Atomistic modelling plays an important role in representing the properties and behaviour of materials at the atomic scale. This innovation study aims to optimise atomistic materials modelling by adding physics-based functionality to Machine Learning Potentials (MLPs). Traditional interatomic potentials (IPs) have limitations in accurately capturing the complex dynamics of chemical bond formation and breakage, limiting their applicability in various materials science and biomolecular design tasks. MLPs provide a solution to overcome these challenges. Machine Learning Potentials (MLPs) offer the possibility of extending advanced algorithms to learn complex energy landscapes from quantum mechanical simulations, thereby enabling more accurate and versatile atomistic modelling. However, realising the full potential of MLPs requires adaptation to emerging hardware architectures, in particular the parallelism offered by Graphics Processing Units (GPUs).
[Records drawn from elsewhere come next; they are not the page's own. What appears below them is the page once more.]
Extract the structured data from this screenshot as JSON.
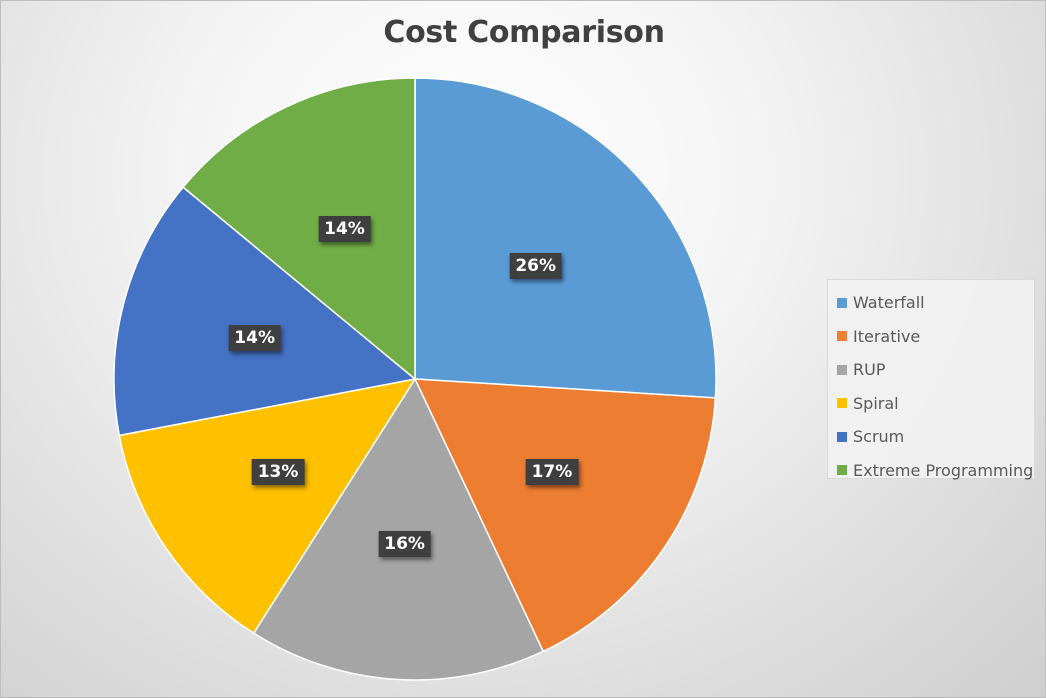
{
  "chart_data": {
    "type": "pie",
    "title": "Cost Comparison",
    "categories": [
      "Waterfall",
      "Iterative",
      "RUP",
      "Spiral",
      "Scrum",
      "Extreme Programming"
    ],
    "values": [
      26,
      17,
      16,
      13,
      14,
      14
    ],
    "unit": "%",
    "data_labels": [
      "26%",
      "17%",
      "16%",
      "13%",
      "14%",
      "14%"
    ],
    "colors": [
      "#5B9BD5",
      "#ED7D31",
      "#A5A5A5",
      "#FFC000",
      "#4472C4",
      "#70AD47"
    ],
    "legend_position": "right",
    "start_angle": "12 o'clock, clockwise"
  },
  "title": "Cost Comparison",
  "legend": {
    "items": [
      {
        "label": "Waterfall",
        "color": "#5B9BD5"
      },
      {
        "label": "Iterative",
        "color": "#ED7D31"
      },
      {
        "label": "RUP",
        "color": "#A5A5A5"
      },
      {
        "label": "Spiral",
        "color": "#FFC000"
      },
      {
        "label": "Scrum",
        "color": "#4472C4"
      },
      {
        "label": "Extreme Programming",
        "color": "#70AD47"
      }
    ]
  }
}
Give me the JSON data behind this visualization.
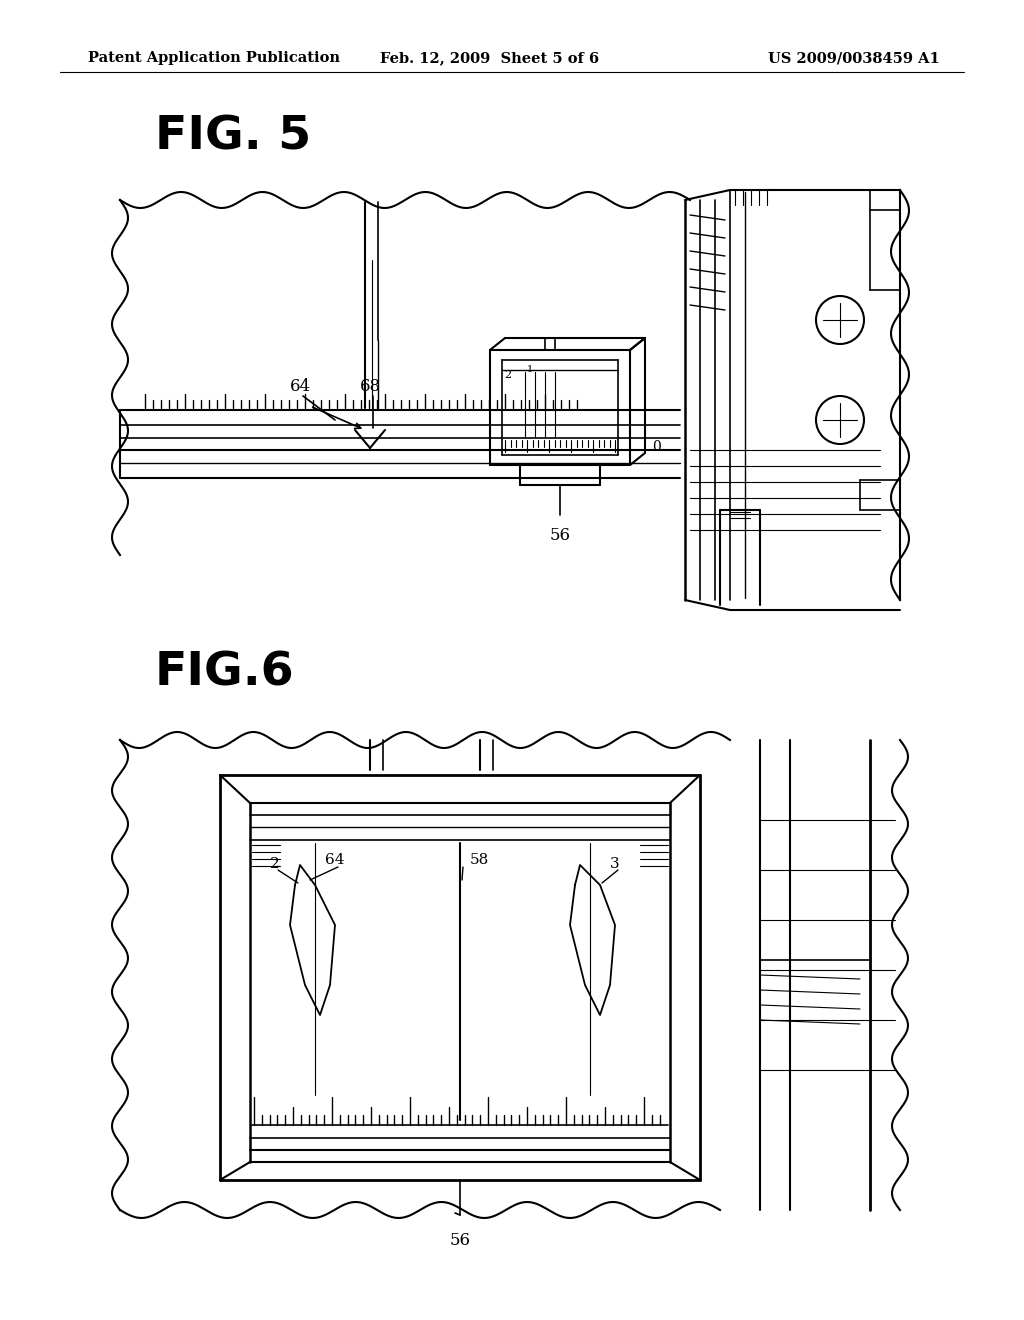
{
  "background_color": "#ffffff",
  "header_left": "Patent Application Publication",
  "header_center": "Feb. 12, 2009  Sheet 5 of 6",
  "header_right": "US 2009/0038459 A1",
  "fig5_label": "FIG. 5",
  "fig6_label": "FIG.6",
  "label_56_fig5": "56",
  "label_56_fig6": "56",
  "label_64_fig5": "64",
  "label_68_fig5": "68",
  "label_2_fig6": "2",
  "label_64_fig6": "64",
  "label_58_fig6": "58",
  "label_3_fig6": "3",
  "label_0_fig5": "0"
}
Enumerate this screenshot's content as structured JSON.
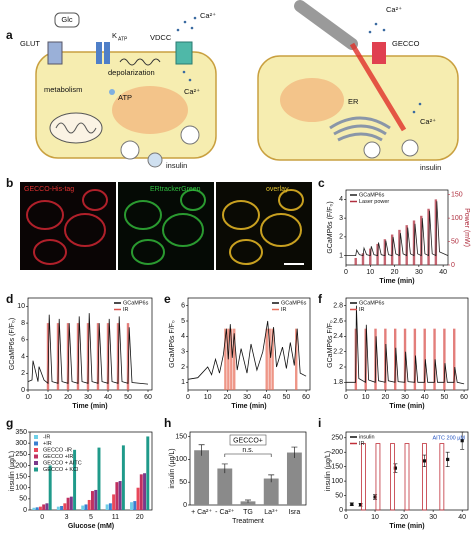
{
  "diagram": {
    "panel": "a",
    "left": {
      "glc": "Glc",
      "glut": "GLUT",
      "katp": "K",
      "katp_sub": "ATP",
      "vdcc": "VDCC",
      "ca_out": "Ca²⁺",
      "metabolism": "metabolism",
      "depolarization": "depolarization",
      "atp": "ATP",
      "ca_in": "Ca²⁺",
      "insulin": "insulin"
    },
    "right": {
      "ca_out": "Ca²⁺",
      "gecco": "GECCO",
      "er": "ER",
      "ca_in": "Ca²⁺",
      "insulin": "insulin"
    }
  },
  "images": {
    "panel": "b",
    "labels": [
      "GECCO-His-tag",
      "ERtrackerGreen",
      "overlay"
    ]
  },
  "chart_data": [
    {
      "type": "line",
      "label": "c",
      "xlabel": "Time (min)",
      "ylabel": "GCaMP6s (F/F₀)",
      "y2label": "Power (mW)",
      "xlim": [
        0,
        42
      ],
      "xticks": [
        0,
        10,
        20,
        30,
        40
      ],
      "ylim": [
        0.5,
        4.5
      ],
      "yticks": [
        1,
        2,
        3,
        4
      ],
      "y2lim": [
        0,
        160
      ],
      "y2ticks": [
        0,
        50,
        100,
        150
      ],
      "legend": "upper left",
      "series": [
        {
          "name": "GCaMP6s",
          "color": "#222222",
          "x": [
            0,
            4,
            4.4,
            5.5,
            7,
            7.4,
            8.5,
            10,
            10.4,
            11.5,
            13,
            13.4,
            14.5,
            16,
            16.4,
            17.5,
            19,
            19.4,
            20.5,
            22,
            22.4,
            23.5,
            25,
            25.4,
            26.5,
            28,
            28.4,
            29.5,
            31,
            31.4,
            32.5,
            34,
            34.4,
            35.5,
            37,
            37.4,
            38.5,
            42
          ],
          "values": [
            1.0,
            1.0,
            1.3,
            1.05,
            1.0,
            1.4,
            1.05,
            1.0,
            1.5,
            1.05,
            1.0,
            1.7,
            1.05,
            1.0,
            1.8,
            1.05,
            1.0,
            2.0,
            1.1,
            1.0,
            2.2,
            1.1,
            1.0,
            2.5,
            1.1,
            1.0,
            2.7,
            1.1,
            1.0,
            3.0,
            1.1,
            1.0,
            3.4,
            1.1,
            1.0,
            3.9,
            1.2,
            1.0
          ]
        },
        {
          "name": "Laser power",
          "color": "#b03040",
          "axis": "y2",
          "style": "pulse",
          "x": [
            4,
            7,
            10,
            13,
            16,
            19,
            22,
            25,
            28,
            31,
            34,
            37
          ],
          "values": [
            15,
            25,
            35,
            45,
            55,
            65,
            75,
            85,
            95,
            105,
            120,
            140
          ]
        }
      ]
    },
    {
      "type": "line",
      "label": "d",
      "xlabel": "Time (min)",
      "ylabel": "GCaMP6s (F/F₀)",
      "xlim": [
        0,
        62
      ],
      "xticks": [
        0,
        10,
        20,
        30,
        40,
        50,
        60
      ],
      "ylim": [
        0,
        11
      ],
      "yticks": [
        0,
        2,
        4,
        6,
        8,
        10
      ],
      "legend": "upper right",
      "series": [
        {
          "name": "GCaMP6s",
          "color": "#111111",
          "x": [
            0,
            2,
            2.5,
            5,
            5.5,
            8,
            10,
            10.6,
            12,
            15,
            15.6,
            17,
            20,
            20.6,
            22,
            25,
            25.6,
            27,
            30,
            30.6,
            32,
            35,
            35.6,
            37,
            40,
            40.6,
            42,
            45,
            45.6,
            47,
            50,
            50.6,
            52,
            60
          ],
          "values": [
            1.0,
            1.2,
            3.5,
            1.0,
            2.8,
            1.2,
            0.8,
            9,
            1.0,
            0.8,
            8.5,
            1.0,
            0.8,
            8,
            1.0,
            0.8,
            8.8,
            1.0,
            0.8,
            9.2,
            1.0,
            0.8,
            8,
            1.0,
            0.8,
            8.5,
            1.0,
            0.8,
            8.8,
            1.0,
            0.8,
            7.5,
            0.9,
            0.7
          ]
        },
        {
          "name": "IR",
          "color": "#d9534f",
          "style": "pulse",
          "x": [
            10,
            15,
            20,
            25,
            30,
            35,
            40,
            45,
            50
          ],
          "values": [
            8,
            8,
            8,
            8,
            8,
            8,
            8,
            8,
            8
          ]
        }
      ]
    },
    {
      "type": "line",
      "label": "e",
      "xlabel": "Time (min)",
      "ylabel": "GCaMP6s F/F₀",
      "xlim": [
        0,
        62
      ],
      "xticks": [
        0,
        10,
        20,
        30,
        40,
        50,
        60
      ],
      "ylim": [
        0.5,
        6.5
      ],
      "yticks": [
        1,
        2,
        3,
        4,
        5,
        6
      ],
      "legend": "upper right",
      "series": [
        {
          "name": "GCaMP6s",
          "color": "#111111",
          "x": [
            0,
            5,
            10,
            12,
            14,
            16,
            18,
            19.5,
            20.5,
            21.5,
            22.5,
            23.5,
            25,
            27,
            30,
            32,
            35,
            38,
            40.5,
            42,
            43.5,
            45,
            48,
            50,
            52,
            54,
            55.5,
            57,
            60
          ],
          "values": [
            1.2,
            1.3,
            2.0,
            1.5,
            2.5,
            1.6,
            2.8,
            4.5,
            2.5,
            4.8,
            2.6,
            4.2,
            1.8,
            3.2,
            1.6,
            3.5,
            1.8,
            3.0,
            5.0,
            2.6,
            4.6,
            2.0,
            3.3,
            1.9,
            3.6,
            2.1,
            4.5,
            1.6,
            1.4
          ]
        },
        {
          "name": "IR",
          "color": "#e8735f",
          "style": "pulse",
          "x": [
            19,
            20.5,
            22,
            23.5,
            40,
            41.5,
            43,
            55
          ],
          "values": [
            4.5,
            4.5,
            4.5,
            4.5,
            4.5,
            4.5,
            4.5,
            4.5
          ]
        }
      ]
    },
    {
      "type": "line",
      "label": "f",
      "xlabel": "Time (min)",
      "ylabel": "GCaMP6s F/F₀",
      "xlim": [
        0,
        62
      ],
      "xticks": [
        0,
        10,
        20,
        30,
        40,
        50,
        60
      ],
      "ylim": [
        1.7,
        2.9
      ],
      "yticks": [
        1.8,
        2,
        2.2,
        2.4,
        2.6,
        2.8
      ],
      "legend": "upper left",
      "series": [
        {
          "name": "GCaMP6s",
          "color": "#111111",
          "x": [
            0,
            4.9,
            5.3,
            6.5,
            9.9,
            10.3,
            11.5,
            14.9,
            15.3,
            16.5,
            19.9,
            20.3,
            21.5,
            24.9,
            25.3,
            26.5,
            29.9,
            30.3,
            31.5,
            34.9,
            35.3,
            36.5,
            39.9,
            40.3,
            41.5,
            44.9,
            45.3,
            46.5,
            49.9,
            50.3,
            51.5,
            54.9,
            55.3,
            56.5,
            60
          ],
          "values": [
            1.8,
            1.8,
            2.8,
            1.85,
            1.8,
            2.55,
            1.83,
            1.8,
            2.4,
            1.82,
            1.8,
            2.3,
            1.82,
            1.8,
            2.25,
            1.81,
            1.8,
            2.2,
            1.81,
            1.8,
            2.15,
            1.8,
            1.8,
            2.1,
            1.8,
            1.8,
            2.1,
            1.8,
            1.8,
            2.05,
            1.8,
            1.8,
            2.0,
            1.8,
            1.78
          ]
        },
        {
          "name": "IR",
          "color": "#d9534f",
          "style": "pulse",
          "x": [
            5,
            10,
            15,
            20,
            25,
            30,
            35,
            40,
            45,
            50,
            55
          ],
          "values": [
            2.5,
            2.5,
            2.5,
            2.5,
            2.5,
            2.5,
            2.5,
            2.5,
            2.5,
            2.5,
            2.5
          ]
        }
      ]
    },
    {
      "type": "grouped_bar",
      "label": "g",
      "xlabel": "Glucose (mM)",
      "ylabel": "insulin (µg/L)",
      "categories": [
        "0",
        "3",
        "5",
        "11",
        "20"
      ],
      "ylim": [
        0,
        350
      ],
      "yticks": [
        0,
        50,
        100,
        150,
        200,
        250,
        300,
        350
      ],
      "legend": "upper left",
      "series": [
        {
          "name": "-IR",
          "color": "#6fd0e8",
          "values": [
            10,
            15,
            20,
            25,
            35
          ]
        },
        {
          "name": "+IR",
          "color": "#3a7fd0",
          "values": [
            12,
            18,
            25,
            30,
            40
          ]
        },
        {
          "name": "GECCO -IR",
          "color": "#e8485a",
          "values": [
            15,
            30,
            45,
            70,
            100
          ]
        },
        {
          "name": "GECCO +IR",
          "color": "#c03060",
          "values": [
            25,
            55,
            85,
            125,
            160
          ]
        },
        {
          "name": "GECCO + AITC",
          "color": "#7a3a8a",
          "values": [
            30,
            60,
            90,
            130,
            165
          ]
        },
        {
          "name": "GECCO + KCl",
          "color": "#1f9a8a",
          "values": [
            200,
            270,
            280,
            290,
            330
          ]
        }
      ]
    },
    {
      "type": "bar",
      "label": "h",
      "title": "GECCO+",
      "xlabel": "Treatment",
      "ylabel": "insulin (µg/L)",
      "annotation": "n.s.",
      "categories": [
        "+ Ca²⁺",
        "- Ca²⁺",
        "TG",
        "La³⁺",
        "Isra"
      ],
      "values": [
        120,
        80,
        8,
        58,
        115
      ],
      "errors": [
        12,
        10,
        3,
        8,
        12
      ],
      "color": "#8a8a8a",
      "ylim": [
        0,
        160
      ],
      "yticks": [
        0,
        50,
        100,
        150
      ]
    },
    {
      "type": "scatter",
      "label": "i",
      "xlabel": "Time (min)",
      "ylabel": "insulin (µg/L)",
      "annotation": "AITC 200 µM",
      "xlim": [
        0,
        42
      ],
      "xticks": [
        0,
        10,
        20,
        30,
        40
      ],
      "ylim": [
        0,
        270
      ],
      "yticks": [
        0,
        50,
        100,
        150,
        200,
        250
      ],
      "legend": "upper left",
      "series": [
        {
          "name": "insulin",
          "color": "#111111",
          "x": [
            2,
            5,
            10,
            17,
            27,
            35,
            40
          ],
          "values": [
            20,
            18,
            45,
            145,
            170,
            175,
            240
          ],
          "errors": [
            5,
            5,
            8,
            15,
            20,
            25,
            30
          ]
        },
        {
          "name": "IR",
          "color": "#c0303a",
          "style": "pulse",
          "x": [
            6,
            11,
            16,
            21,
            27,
            33
          ],
          "values": [
            230,
            230,
            230,
            230,
            230,
            230
          ]
        }
      ]
    }
  ]
}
Through an interdisciplinary collaboration between atomistic materials modelling experts from Aalto University and high performance computing (HPC) specialists from CSC, this study aims to maximise the use of supercomputing resources such as LUMI within the EuroHPC Joint Undertaking.

Therefore, this study has three objectives aimed at advancing atomistic modelling capabilities:

  1. The development of novel algorithms: XCALE aims to develop 3-4 novel algorithms that incorporate physics-based functionality into MLPs. These algorithms will optimise short-range “bonded” interactions, using functions to calculate energy and forces at the atomic level. In addition, long-range “non-bonded” interactions, such as electrostatics and dispersion forces, are modelled using physics-based equations, improving the accuracy and portability of MLPs.
  2. Optimisation for GPU architectures: Capitalising on the transformative potential of GPU-based supercomputing architectures, XCALE aims to optimise MLP algorithms for efficient parallelization on GPUs. This will involve the adaptation of existing CPU-based codes and the development of new algorithms designed to exploit the parallel computing capabilities of GPUs, resulting in computational efficiency and scalability.

Integration with HPC resources: Collaboration with CSC’s HPC experts and access to advanced supercomputing facilities will enable XCALE to maximise the use of available computing resources. By harnessing the computing power of pre-exascale supercomputers, XCALE aims to accelerate the pace of atomistic simulations and enable high-fidelity modelling of complex materials and biomolecular systems.

This effort faces several challenges, including the complexity of physics-based modelling, the need for algorithmic optimisation for GPU architectures, and the integration of different expertise from the atomistic modelling and HPC domains. Through interdisciplinary collaboration and optimisation for modern computing architectures, XCALE aims to bridge the gap between available computing resources and the readiness of the HPC community to use them.